Despite these facts, Householder is appealing his conviction to the Sixth Circuit Court of Appeals. Invoking Supreme Court decisions in cases like Citizens United v. FEC and McCutcheon v. FEC that eviscerated campaign finance rules, Householder argues that the bribes he accepted were constitutionally protected campaign contributions — just politics as usual.

This argument is flatly wrong and unlikely to prevail even with the current Supreme Court. In a brief the Brennan Center filed on Friday alongside the Campaign Legal Center and Environmental Law and Policy Center, we explain just how misguided it is.

It’s true that the Supreme Court has struck down several campaign finance laws on First Amendment grounds, reasoning that money spent on political expenditures is a form of speech. But the laws at issue in those cases, including Citizens United and McCutcheon, were prophylactic — designed to reach beyond the prosecution of corruption to prevent it before it occurs. Because the Court wasn’t convinced that actual quid pro quos flowed from the types of campaign expenditures those laws prohibited, the Court held that there wasn’t a valid justification for the restrictions they placed on speech.

Householder’s case is fundamentally different because the corrupt deal already happened. This isn’t a case where prosecutors worried that campaign payments might lead to corruption. Nor did Householder merely sell the type of “ingratiation and access” the Court condoned in McCutcheon. Instead, he sold a specific act — pushing the power plant bailout through the legislature — in exchange for millions of dollars. This type of dollars-for-official-action exchange is the definition of quid pro quo corruption, which has never been protected under the Constitution.

This should be an easy case for the Sixth Circuit to decide. The judges should unanimously affirm Householder’s conviction and reject his warped interpretation of the First Amendment.

But courts have recently botched other cases that should have been just as easy, including the Supreme Court just a few months ago in Snyder v. United States. In that case, James Snyder, the former mayor of Portage, Indiana, was convicted for accepting thousands of dollars in kickbacks in exchange for steering a city contract worth $1 million to a local truck dealership. The federal law he was convicted under had long been understood to criminalize both the knowing acceptance of bribes (payments in exchange for a future decision) and gratuities (payments to reward past actions). Indeed, Snyder’s own lawyers conceded that the statute could encompass the gratuity payments he received. But the Court’s conservative majority — justices who all claim to adhere to textualism and originalism — jettisoned the plain text of the statute in favor of what Justice Ketanji Brown Jackson’s dissent called an “absurd and atextual reading” that the prohibition applies only to bribes, not gratuities.

It’s not that the Court is entirely wrong to be wary of prosecutorial overreach in the realm of politics. Criminal anticorruption laws are a heavy hammer, and occasionally, prosecutors have tried to use them to penalize conduct that, while distasteful, was not clearly illegal.
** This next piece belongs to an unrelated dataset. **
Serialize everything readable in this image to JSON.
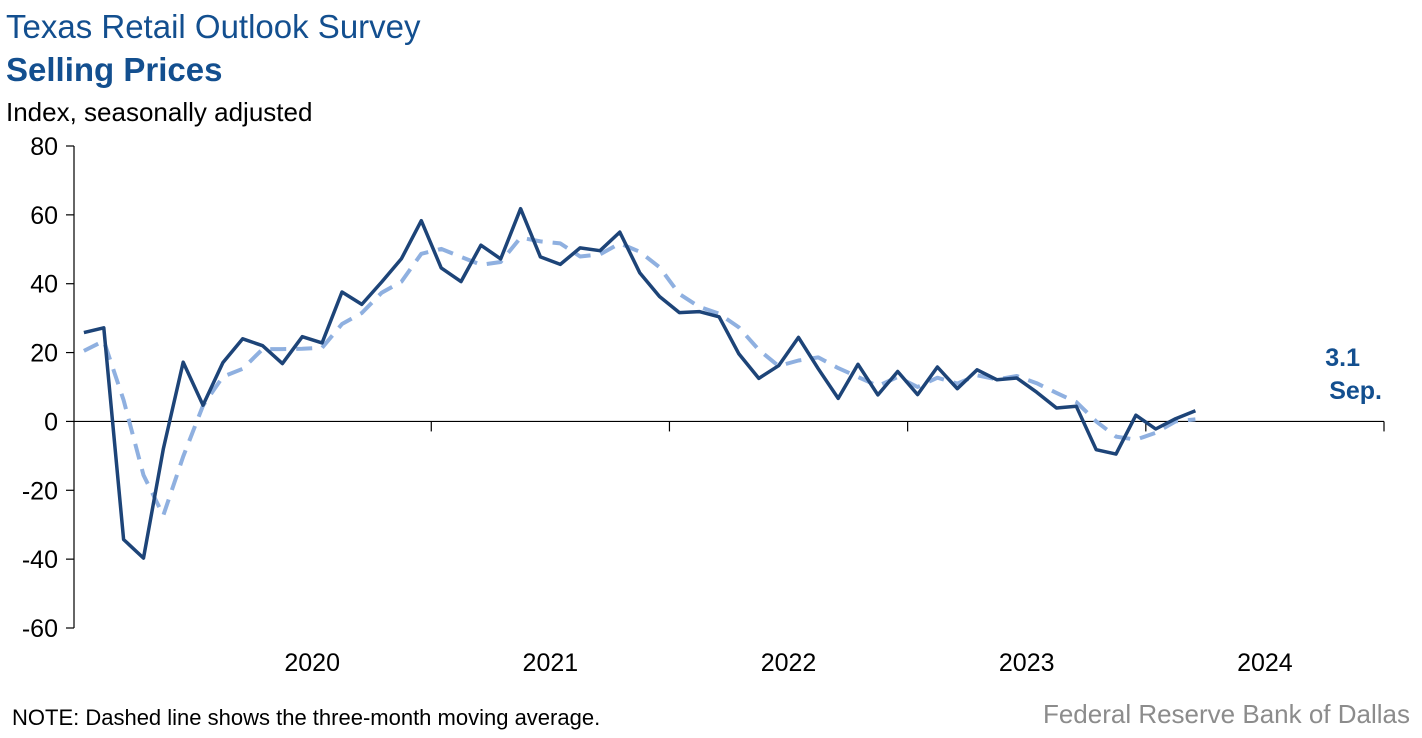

Too often, however, the Court’s wariness has tipped over into outright cynicism that questions the basic ideal of public service as a public trust that should not be used for personal self-enrichment. This apparent hostility toward even reasonable efforts to police corruption creates an environment that emboldens bad behavior from public officials. Decisions like Citizens United and Snyder — not to mention the Court’s shocking presidential immunity ruling — send a signal to would-be corrupt officials that they can conduct their schemes with impunity.

Against this backdrop, it is unsurprising to see defendants like Householder raising long-shot arguments that distort precedent and challenge established law. But Householder’s appeal represents a radical escalation that seeks to enshrine a right to accept bribes in the First Amendment. No such right has ever existed under U.S. law, and the Sixth Circuit should have no trouble reaffirming the principle at the heart of anticorruption law that taking money in exchange for official acts is illegal.